Medo de sentir


"Existe a falsa, errônea e equivocada ideia de que não podemos sentir medo, raiva, inveja "


 

Mariana Benedito*

Estive pensando nos últimos dias – ao perceber esse movimento em mim – o quanto fugimos de sentir. Exatamente! A gente corre loucamente para todos os lados com o objetivo simples de não sentir o que estamos sentindo. Parece coisa de gente fora da casinha, mas te digo, queridíssimo leitor, que eu, você e a torcida do Flamengo age desse jeitinho. Acompanhe meu raciocínio…

Existe a falsa, errônea e equivocada ideia de que não podemos sentir medo, raiva, inveja e todos esses sentimentos e emoções que a gente categoriza como negativos e, para não sentirmos, no momento em que essas emoções estão aflorando, a ação é de imediatamente dispensá-las, rechaçá-las, dizer para nós mesmos que devemos nos livrar dessas emoções a todo custo.

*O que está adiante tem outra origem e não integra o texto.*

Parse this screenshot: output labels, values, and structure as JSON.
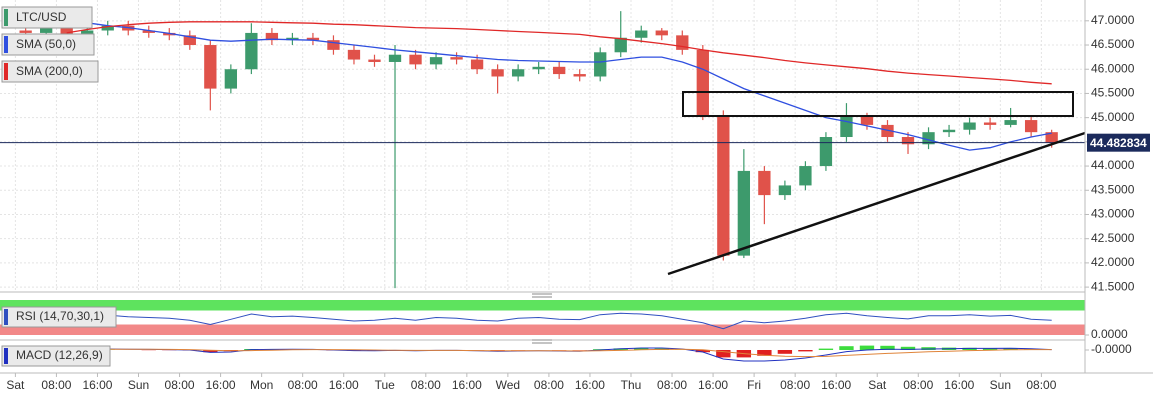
{
  "chart_data": [
    {
      "type": "candlestick",
      "title": "LTC/USD",
      "x": [
        2,
        6,
        10,
        14,
        18,
        22,
        26,
        30,
        34,
        38,
        42,
        46,
        50,
        54,
        58,
        62,
        66,
        70,
        74,
        78,
        82,
        86,
        90,
        94,
        98,
        102,
        106,
        110,
        114,
        118,
        122,
        126,
        130,
        134,
        138,
        142,
        146,
        150,
        154,
        158,
        162,
        166,
        170,
        174,
        178,
        182,
        186,
        190,
        194,
        198,
        202
      ],
      "open": [
        46.8,
        46.75,
        46.85,
        46.7,
        46.8,
        46.9,
        46.8,
        46.75,
        46.7,
        46.5,
        45.6,
        46.0,
        46.75,
        46.6,
        46.65,
        46.6,
        46.4,
        46.2,
        46.15,
        46.3,
        46.1,
        46.25,
        46.2,
        46.0,
        45.85,
        46.0,
        46.05,
        45.9,
        45.85,
        46.35,
        46.65,
        46.8,
        46.7,
        46.4,
        45.05,
        42.15,
        43.9,
        43.4,
        43.6,
        44.0,
        44.6,
        45.05,
        44.85,
        44.6,
        44.45,
        44.7,
        44.75,
        44.9,
        44.85,
        44.95,
        44.7
      ],
      "high": [
        46.9,
        46.95,
        46.95,
        46.85,
        47.0,
        47.0,
        46.9,
        46.85,
        46.8,
        46.6,
        46.1,
        46.95,
        46.85,
        46.75,
        46.75,
        46.7,
        46.5,
        46.3,
        46.5,
        46.4,
        46.35,
        46.35,
        46.3,
        46.1,
        46.1,
        46.15,
        46.15,
        46.0,
        46.45,
        47.2,
        46.9,
        46.85,
        46.8,
        46.5,
        45.15,
        44.35,
        44.0,
        43.7,
        44.1,
        44.7,
        45.3,
        45.1,
        44.95,
        44.7,
        44.8,
        44.85,
        45.0,
        45.0,
        45.2,
        45.05,
        44.75
      ],
      "low": [
        46.65,
        46.65,
        46.6,
        46.6,
        46.7,
        46.7,
        46.65,
        46.6,
        46.4,
        45.15,
        45.5,
        45.9,
        46.5,
        46.5,
        46.5,
        46.3,
        46.1,
        46.05,
        41.48,
        46.0,
        46.0,
        46.1,
        45.9,
        45.5,
        45.75,
        45.9,
        45.8,
        45.75,
        45.75,
        46.25,
        46.55,
        46.6,
        46.3,
        44.95,
        42.05,
        42.1,
        42.8,
        43.3,
        43.5,
        43.9,
        44.5,
        44.75,
        44.5,
        44.25,
        44.35,
        44.6,
        44.65,
        44.75,
        44.8,
        44.6,
        44.38
      ],
      "close": [
        46.75,
        46.85,
        46.7,
        46.8,
        46.9,
        46.8,
        46.75,
        46.7,
        46.5,
        45.6,
        46.0,
        46.75,
        46.6,
        46.65,
        46.6,
        46.4,
        46.2,
        46.15,
        46.3,
        46.1,
        46.25,
        46.2,
        46.0,
        45.85,
        46.0,
        46.05,
        45.9,
        45.85,
        46.35,
        46.65,
        46.8,
        46.7,
        46.4,
        45.05,
        42.15,
        43.9,
        43.4,
        43.6,
        44.0,
        44.6,
        45.05,
        44.85,
        44.6,
        44.45,
        44.7,
        44.75,
        44.9,
        44.85,
        44.95,
        44.7,
        44.48
      ],
      "up_color": "#3d9a6c",
      "down_color": "#e0524a",
      "title_color": "#3d9a6c",
      "overlays": [
        {
          "name": "SMA (50,0)",
          "color": "#2f4fe0",
          "values": [
            47.15,
            47.08,
            47.02,
            46.96,
            46.9,
            46.86,
            46.8,
            46.74,
            46.67,
            46.6,
            46.58,
            46.6,
            46.62,
            46.61,
            46.6,
            46.55,
            46.5,
            46.45,
            46.4,
            46.36,
            46.32,
            46.28,
            46.24,
            46.2,
            46.18,
            46.17,
            46.16,
            46.15,
            46.15,
            46.2,
            46.25,
            46.25,
            46.15,
            46.0,
            45.8,
            45.6,
            45.45,
            45.3,
            45.15,
            45.0,
            44.92,
            44.83,
            44.74,
            44.65,
            44.54,
            44.43,
            44.33,
            44.38,
            44.5,
            44.6,
            44.68
          ]
        },
        {
          "name": "SMA (200,0)",
          "color": "#e02828",
          "values": [
            null,
            null,
            46.75,
            46.82,
            46.88,
            46.92,
            46.95,
            46.97,
            46.98,
            46.98,
            46.98,
            46.98,
            46.97,
            46.96,
            46.95,
            46.93,
            46.92,
            46.9,
            46.88,
            46.86,
            46.85,
            46.84,
            46.82,
            46.8,
            46.78,
            46.76,
            46.74,
            46.72,
            46.67,
            46.63,
            46.58,
            46.53,
            46.47,
            46.4,
            46.34,
            46.29,
            46.24,
            46.18,
            46.13,
            46.09,
            46.05,
            46.01,
            45.96,
            45.92,
            45.89,
            45.86,
            45.83,
            45.8,
            45.77,
            45.73,
            45.7
          ]
        }
      ],
      "last_price": 44.482834,
      "last_price_color": "#1b2a5c",
      "xlim": [
        -3,
        208.5
      ],
      "xticks": [
        {
          "value": 0,
          "label": "Sat"
        },
        {
          "value": 8,
          "label": "08:00"
        },
        {
          "value": 16,
          "label": "16:00"
        },
        {
          "value": 24,
          "label": "Sun"
        },
        {
          "value": 32,
          "label": "08:00"
        },
        {
          "value": 40,
          "label": "16:00"
        },
        {
          "value": 48,
          "label": "Mon"
        },
        {
          "value": 56,
          "label": "08:00"
        },
        {
          "value": 64,
          "label": "16:00"
        },
        {
          "value": 72,
          "label": "Tue"
        },
        {
          "value": 80,
          "label": "08:00"
        },
        {
          "value": 88,
          "label": "16:00"
        },
        {
          "value": 96,
          "label": "Wed"
        },
        {
          "value": 104,
          "label": "08:00"
        },
        {
          "value": 112,
          "label": "16:00"
        },
        {
          "value": 120,
          "label": "Thu"
        },
        {
          "value": 128,
          "label": "08:00"
        },
        {
          "value": 136,
          "label": "16:00"
        },
        {
          "value": 144,
          "label": "Fri"
        },
        {
          "value": 152,
          "label": "08:00"
        },
        {
          "value": 160,
          "label": "16:00"
        },
        {
          "value": 168,
          "label": "Sat"
        },
        {
          "value": 176,
          "label": "08:00"
        },
        {
          "value": 184,
          "label": "16:00"
        },
        {
          "value": 192,
          "label": "Sun"
        },
        {
          "value": 200,
          "label": "08:00"
        }
      ],
      "ylim": [
        41.44,
        47.43
      ],
      "yticks": [
        {
          "value": 41.5,
          "label": "41.5000"
        },
        {
          "value": 42,
          "label": "42.0000"
        },
        {
          "value": 42.5,
          "label": "42.5000"
        },
        {
          "value": 43,
          "label": "43.0000"
        },
        {
          "value": 43.5,
          "label": "43.5000"
        },
        {
          "value": 44,
          "label": "44.0000"
        },
        {
          "value": 44.5,
          "label": "44.5000"
        },
        {
          "value": 45,
          "label": "45.0000"
        },
        {
          "value": 45.5,
          "label": "45.5000"
        },
        {
          "value": 46,
          "label": "46.0000"
        },
        {
          "value": 46.5,
          "label": "46.5000"
        },
        {
          "value": 47,
          "label": "47.0000"
        }
      ],
      "grid": true,
      "legend": "top-left"
    },
    {
      "type": "line",
      "title": "RSI (14,70,30,1)",
      "values": [
        55,
        58,
        52,
        54,
        57,
        52,
        50,
        48,
        42,
        30,
        45,
        60,
        52,
        54,
        50,
        45,
        40,
        42,
        48,
        42,
        50,
        48,
        42,
        40,
        48,
        50,
        45,
        44,
        58,
        62,
        60,
        55,
        45,
        35,
        18,
        40,
        35,
        40,
        48,
        58,
        62,
        55,
        50,
        46,
        55,
        55,
        58,
        54,
        56,
        45,
        42
      ],
      "color": "#3050c0",
      "upper_band": 70,
      "lower_band": 30,
      "upper_color": "#5ee35e",
      "lower_color": "#f28888",
      "ylim": [
        0,
        100
      ],
      "yticks": [
        {
          "value": 0,
          "label": "0.0000"
        }
      ]
    },
    {
      "type": "macd",
      "title": "MACD (12,26,9)",
      "macd": [
        0.05,
        0.06,
        0.04,
        0.04,
        0.05,
        0.04,
        0.03,
        0.02,
        0,
        -0.12,
        -0.1,
        0.02,
        0.03,
        0.04,
        0.03,
        0,
        -0.03,
        -0.04,
        -0.02,
        -0.04,
        -0.02,
        -0.02,
        -0.04,
        -0.06,
        -0.05,
        -0.04,
        -0.05,
        -0.06,
        0,
        0.06,
        0.1,
        0.1,
        0.05,
        -0.1,
        -0.45,
        -0.55,
        -0.55,
        -0.5,
        -0.4,
        -0.25,
        -0.08,
        0,
        0.04,
        0.03,
        0.05,
        0.06,
        0.08,
        0.08,
        0.09,
        0.06,
        0.02
      ],
      "signal": [
        0.04,
        0.05,
        0.05,
        0.04,
        0.04,
        0.04,
        0.04,
        0.03,
        0.02,
        -0.01,
        -0.04,
        -0.03,
        -0.01,
        0.01,
        0.02,
        0.02,
        0.01,
        0,
        -0.01,
        -0.02,
        -0.02,
        -0.02,
        -0.03,
        -0.04,
        -0.04,
        -0.04,
        -0.04,
        -0.05,
        -0.04,
        -0.02,
        0.01,
        0.03,
        0.04,
        0.01,
        -0.08,
        -0.18,
        -0.26,
        -0.31,
        -0.33,
        -0.32,
        -0.27,
        -0.22,
        -0.17,
        -0.13,
        -0.09,
        -0.06,
        -0.03,
        -0.01,
        0.01,
        0.02,
        0.02
      ],
      "histogram": [
        0.01,
        0.01,
        -0.01,
        0,
        0.01,
        0,
        -0.01,
        -0.01,
        -0.02,
        -0.11,
        -0.06,
        0.05,
        0.04,
        0.03,
        0.01,
        -0.02,
        -0.04,
        -0.04,
        -0.01,
        -0.02,
        0,
        0,
        -0.01,
        -0.02,
        -0.01,
        0,
        -0.01,
        -0.01,
        0.04,
        0.08,
        0.09,
        0.07,
        0.01,
        -0.11,
        -0.37,
        -0.37,
        -0.29,
        -0.19,
        -0.07,
        0.07,
        0.19,
        0.22,
        0.21,
        0.16,
        0.14,
        0.12,
        0.11,
        0.09,
        0.08,
        0.04,
        0
      ],
      "macd_color": "#2030c0",
      "signal_color": "#e0843a",
      "up_color": "#3ddc3d",
      "down_color": "#e02020",
      "ylim": [
        -0.7,
        0.3
      ],
      "yticks": [
        {
          "value": 0,
          "label": "-0.0000"
        }
      ]
    }
  ]
}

Só que a questão não é que não possamos ou não devamos sentir, mas sim os meios que utilizamos para não sentir. Ficou confuso? Deixa eu clarear.

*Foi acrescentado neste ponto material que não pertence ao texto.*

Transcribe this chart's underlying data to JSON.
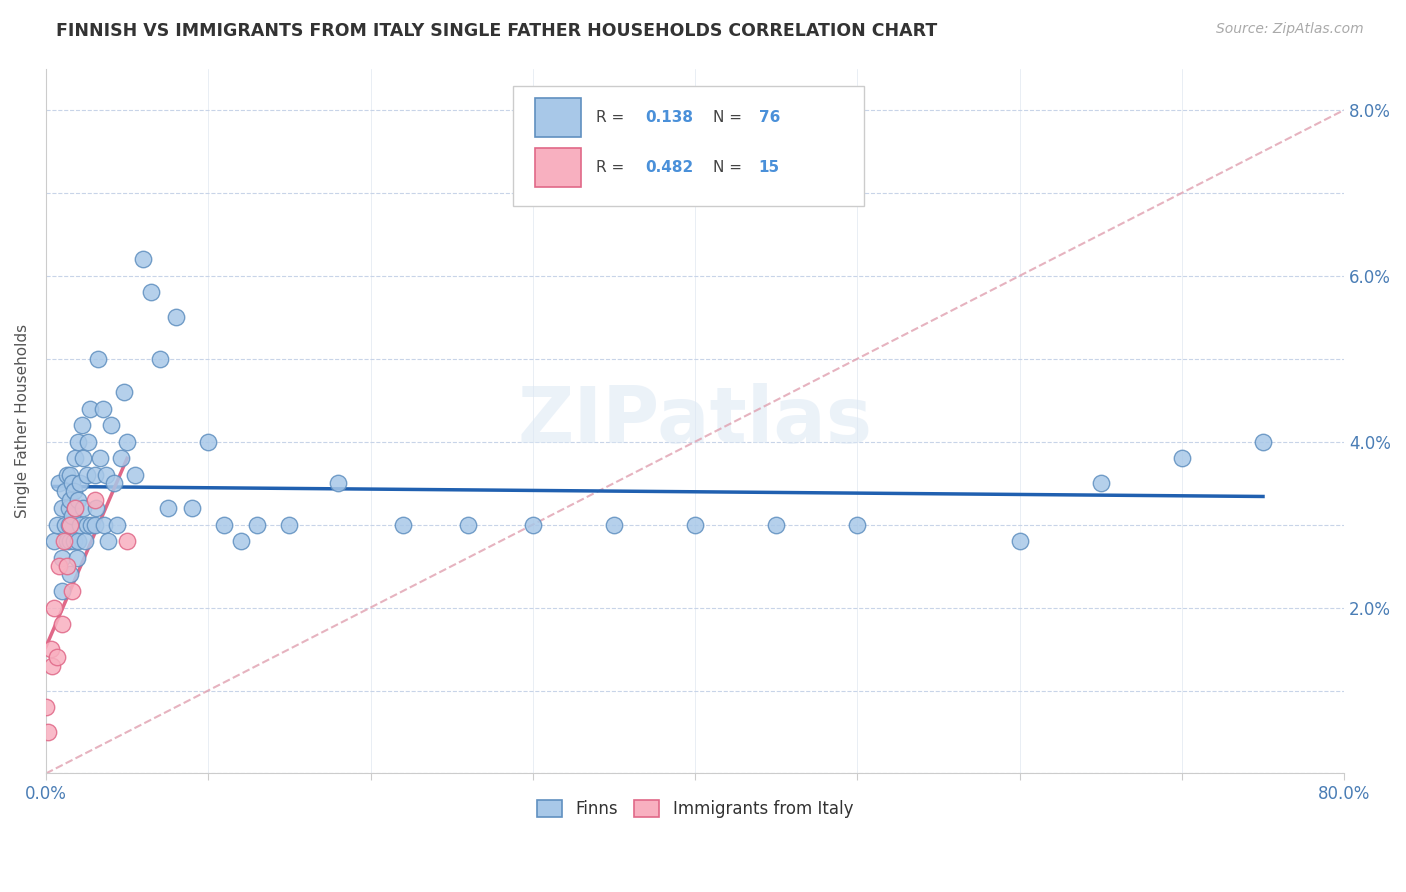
{
  "title": "FINNISH VS IMMIGRANTS FROM ITALY SINGLE FATHER HOUSEHOLDS CORRELATION CHART",
  "source": "Source: ZipAtlas.com",
  "ylabel": "Single Father Households",
  "xlim": [
    0.0,
    0.8
  ],
  "ylim": [
    0.0,
    0.085
  ],
  "r_finns": 0.138,
  "n_finns": 76,
  "r_italy": 0.482,
  "n_italy": 15,
  "finns_color": "#a8c8e8",
  "italy_color": "#f8b0c0",
  "finns_edge_color": "#6090c0",
  "italy_edge_color": "#e06888",
  "finns_line_color": "#2060b0",
  "italy_line_color": "#e06888",
  "diagonal_color": "#e0a0b0",
  "finns_x": [
    0.005,
    0.007,
    0.008,
    0.01,
    0.01,
    0.01,
    0.012,
    0.012,
    0.013,
    0.013,
    0.014,
    0.014,
    0.015,
    0.015,
    0.015,
    0.015,
    0.016,
    0.016,
    0.017,
    0.017,
    0.018,
    0.018,
    0.019,
    0.02,
    0.02,
    0.02,
    0.021,
    0.021,
    0.022,
    0.023,
    0.023,
    0.024,
    0.025,
    0.025,
    0.026,
    0.027,
    0.028,
    0.03,
    0.03,
    0.031,
    0.032,
    0.033,
    0.035,
    0.036,
    0.037,
    0.038,
    0.04,
    0.042,
    0.044,
    0.046,
    0.048,
    0.05,
    0.055,
    0.06,
    0.065,
    0.07,
    0.075,
    0.08,
    0.09,
    0.1,
    0.11,
    0.12,
    0.13,
    0.15,
    0.18,
    0.22,
    0.26,
    0.3,
    0.35,
    0.4,
    0.45,
    0.5,
    0.6,
    0.65,
    0.7,
    0.75
  ],
  "finns_y": [
    0.028,
    0.03,
    0.035,
    0.032,
    0.026,
    0.022,
    0.03,
    0.034,
    0.028,
    0.036,
    0.032,
    0.03,
    0.033,
    0.036,
    0.028,
    0.024,
    0.031,
    0.035,
    0.028,
    0.034,
    0.032,
    0.038,
    0.026,
    0.033,
    0.028,
    0.04,
    0.035,
    0.03,
    0.042,
    0.038,
    0.032,
    0.028,
    0.036,
    0.03,
    0.04,
    0.044,
    0.03,
    0.036,
    0.03,
    0.032,
    0.05,
    0.038,
    0.044,
    0.03,
    0.036,
    0.028,
    0.042,
    0.035,
    0.03,
    0.038,
    0.046,
    0.04,
    0.036,
    0.062,
    0.058,
    0.05,
    0.032,
    0.055,
    0.032,
    0.04,
    0.03,
    0.028,
    0.03,
    0.03,
    0.035,
    0.03,
    0.03,
    0.03,
    0.03,
    0.03,
    0.03,
    0.03,
    0.028,
    0.035,
    0.038,
    0.04
  ],
  "italy_x": [
    0.0,
    0.001,
    0.003,
    0.004,
    0.005,
    0.007,
    0.008,
    0.01,
    0.011,
    0.013,
    0.015,
    0.016,
    0.018,
    0.03,
    0.05
  ],
  "italy_y": [
    0.008,
    0.005,
    0.015,
    0.013,
    0.02,
    0.014,
    0.025,
    0.018,
    0.028,
    0.025,
    0.03,
    0.022,
    0.032,
    0.033,
    0.028
  ]
}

O grande objetivo das pessoas que iniciam uma caminhada pelo autoconhecimento é justamente identificar, entender e compreender os momentos e gatilhos que desencadeiam sentir essas emoções citadas logo aí em cima. Mas chegamos aí a um impasse de entendimento. Muito se vê o quanto a grande maioria das pessoas busca não sentir determinada emoção percorrendo o caminho de se livrar dela. Vamos botar aqui a situação em que você, amado leitor, se aborrece e fica com raiva porque uma pessoa não agiu como você esperava que ela agisse. Ok? Imaginou? Pronto. Aí você se depara com o bichinho da raiva mordendo seu pé. Qual a primeira reação de uma pessoa que está no processo de se auto-observar? Não posso sentir raiva. Raiva é uma emoção baixa, que me desequilibra, e eu preciso mandar ela embora. Só que, meu bem, o caminho para sair de qualquer situação, emoção, sensação é passando por ela. Então, no momento em que sentir a raiva chegando, tente entender o que ela traz, o que ela está querendo te dizer. A raiva, o medo, a inveja são guardiões de dores; eles guardam a sete chaves aspectos e lacunas nossas. Pegando o mesmo exemplo de ter sentido raiva por uma pessoa que não agiu como se esperava que ela agisse, o caminho é se questionar o porquê de querer controlar o comportamento do outro. O que não quer dizer que você tenha que soltar os cachorros em cima de quem quer que seja alegando que está se permitindo sentir. Nada disso. Até porque aí já seria liberar uma energia destemperada e que já caberia outro questionamento: por que a necessidade de agredir o outro?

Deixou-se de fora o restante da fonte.